これらの構成では、第1係止部51と第2係止部52のいずれにより腕部(第1腕部82,第2腕部83)を係止するかによって、ねじりばね80による付勢方向を変更することができる。これにより、左ハンドル車及び右ハンドル車のそれぞれに対して共通のホルダ30を使用することができる。したがって、パワーステアリング装置100の製造コストを低減することができる。

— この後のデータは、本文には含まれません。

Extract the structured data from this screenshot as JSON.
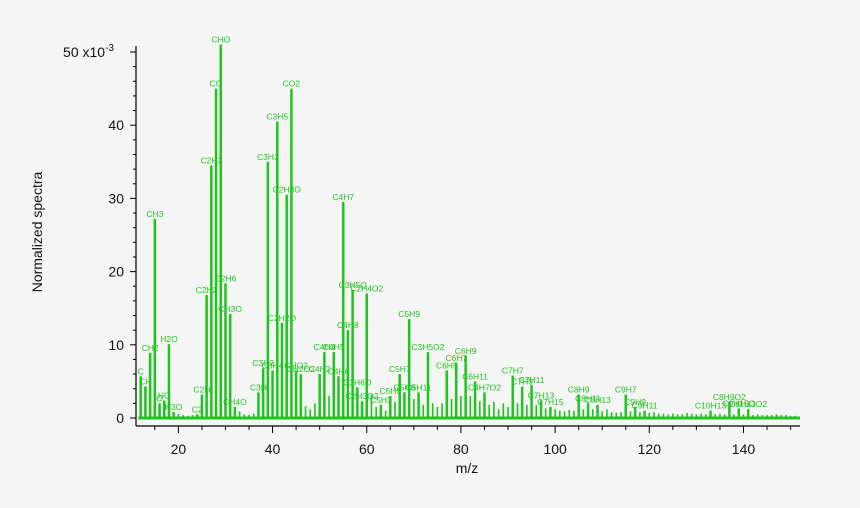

また、腕部(第1腕部82,第2腕部83)は、第1ホルダ40に設けられる第1係止部51に係止可能であるとともに、第2ホルダ60に設けられる第2補助係止部72に係止可能に形成され、補助腕部(第2腕部83,第1腕部82)は、第2ホルダ60に設けられる第1補助係止部71に係止可能であるとともに、第1ホルダ40に設けられる第2係止部52に係止可能に形成される。
この構成では、共通のねじりばね80によって、第1付勢方向及び第2付勢方向のいずれの方向にも付勢力を発揮することができるため、左ハンドル車及び右ハンドル車のそれぞれに対して、ホルダ30,130及びねじりばね80を共通に使用することができる。したがって、パワーステアリング装置100の製造コストを低減することができる。
以上、本発明の実施形態について説明したが、上記実施形態は本発明の適用例の一部を示したに過ぎず、本発明の技術的範囲を上記実施形態の具体的構成に限定する趣旨ではない。
上記各実施形態では、ウォームホイール1はステアリングシャフトの出力軸に設けられる。この構成に代え、ウォームホイール1を、ステアリングシャフトとは別体に設けられラック軸に噛み合うピニオン軸に設けるようにしてもよい。